Un autre moyen qu’on a cru devoir employer pour une plus grande exactitude, a été de revenir à un même point déjà déterminé par différentes voies, et d’y revenir d’assez loin en opérant suivant les règles. Car il est indubitable, que si par le dernier coup d’instrument on trouve encore la même situation, on a une espèce de démonstration sensible de l’exactitude des opérations précédentes. Lorsqu’en mesurant on n’a pu revenir au même point, on a cherché en passant dans le voisinage des villes déjà placées, ou des lieux commodes pour en revoir les tours qui les font remarquer, ou les montagnes qui les commandent ; et de temps en temps, on a fait mesurer, pour savoir si la distance que donnait le résultat des opérations, les corrections nécessaires étant faites, convenait avec la mesure actuelle.
Toutes ces précautions et plusieurs autres, dont le détail serait ennuyeux, nous ont paru nécessaires pour faire un ouvrage qui ne fût pas indigne de la confiance d’un prince attentif et éclairé, lequel nous en avait chargé comme d’une chose, qui lui paraissait très importante au bien de son État. Persuadés d’ailleurs du besoin continuel que nous avions de sa protection pour le maintien et le progrès de la religion dans son empire, l’espérance de la mériter nous soutenait au milieu de tant de dangers qu’il nous a fallu courir, et parmi tant de traverses inévitables, quand on a affaire à tant de gens de si différent caractère, et dans une longue suite d’un travail tout à fait pénible.

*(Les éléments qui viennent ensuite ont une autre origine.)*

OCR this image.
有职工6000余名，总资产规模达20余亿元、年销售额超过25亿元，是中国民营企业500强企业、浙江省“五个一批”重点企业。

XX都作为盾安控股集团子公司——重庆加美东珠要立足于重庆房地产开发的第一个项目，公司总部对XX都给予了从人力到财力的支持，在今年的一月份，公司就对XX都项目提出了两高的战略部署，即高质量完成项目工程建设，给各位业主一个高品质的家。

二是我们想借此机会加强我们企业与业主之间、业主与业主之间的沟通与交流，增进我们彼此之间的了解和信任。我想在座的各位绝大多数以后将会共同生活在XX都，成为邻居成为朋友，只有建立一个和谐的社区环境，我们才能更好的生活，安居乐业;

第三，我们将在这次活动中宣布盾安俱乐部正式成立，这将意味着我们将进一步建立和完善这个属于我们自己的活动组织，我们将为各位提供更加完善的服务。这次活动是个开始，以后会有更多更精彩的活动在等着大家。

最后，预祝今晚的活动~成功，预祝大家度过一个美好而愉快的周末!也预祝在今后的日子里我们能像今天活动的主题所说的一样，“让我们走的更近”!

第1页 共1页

Pour s’assurer encore plus de la bonté de l’ouvrage, on aurait voulu pouvoir retourner sur les frontières orientales et occidentales, aussi bien qu’à quelques villes du dedans du royaume situées à des distances convenables, pour y examiner les longitudes par les observations immédiates et répétées des éclipses. Mais comme l’ouvrage étant achevé, l’empereur en parut content, on ne jugea pas à propos de s’engager dans un nouveau travail, qui d’ailleurs n’était pas fort nécessaire.
Nous nous sommes donc contentés des observations, soit de la lune, soit des satellites de Jupiter, faites avant nous, par quelques-uns de nos Pères en différentes villes. Nous en avons même abandonné quelques-unes, parce qu’elles ne pouvaient s’accorder exactement avec nos mesures, qu’en supposant quelque légère erreur de temps dans l’observation ; ce qui n’arrive que trop souvent aux plus habiles observateurs. Mais d’ailleurs nous avons observé quelques éclipses de lune arrivées dans les lieux où nous nous trouvions, et la différence qu’elles ont donnée, n’a jamais excédé la quantité dont on sait que la longitude d’un lieu déterminé prise par différentes observations des satellites ou de la lune, a coutume de différer d’elle-même dans ces sortes de variations. Quand nous n’avons pas eu des raisons pour nous attacher à un parti plutôt qu’à l’autre, nous avons pris un milieu pour errer le moins qu’il était possible.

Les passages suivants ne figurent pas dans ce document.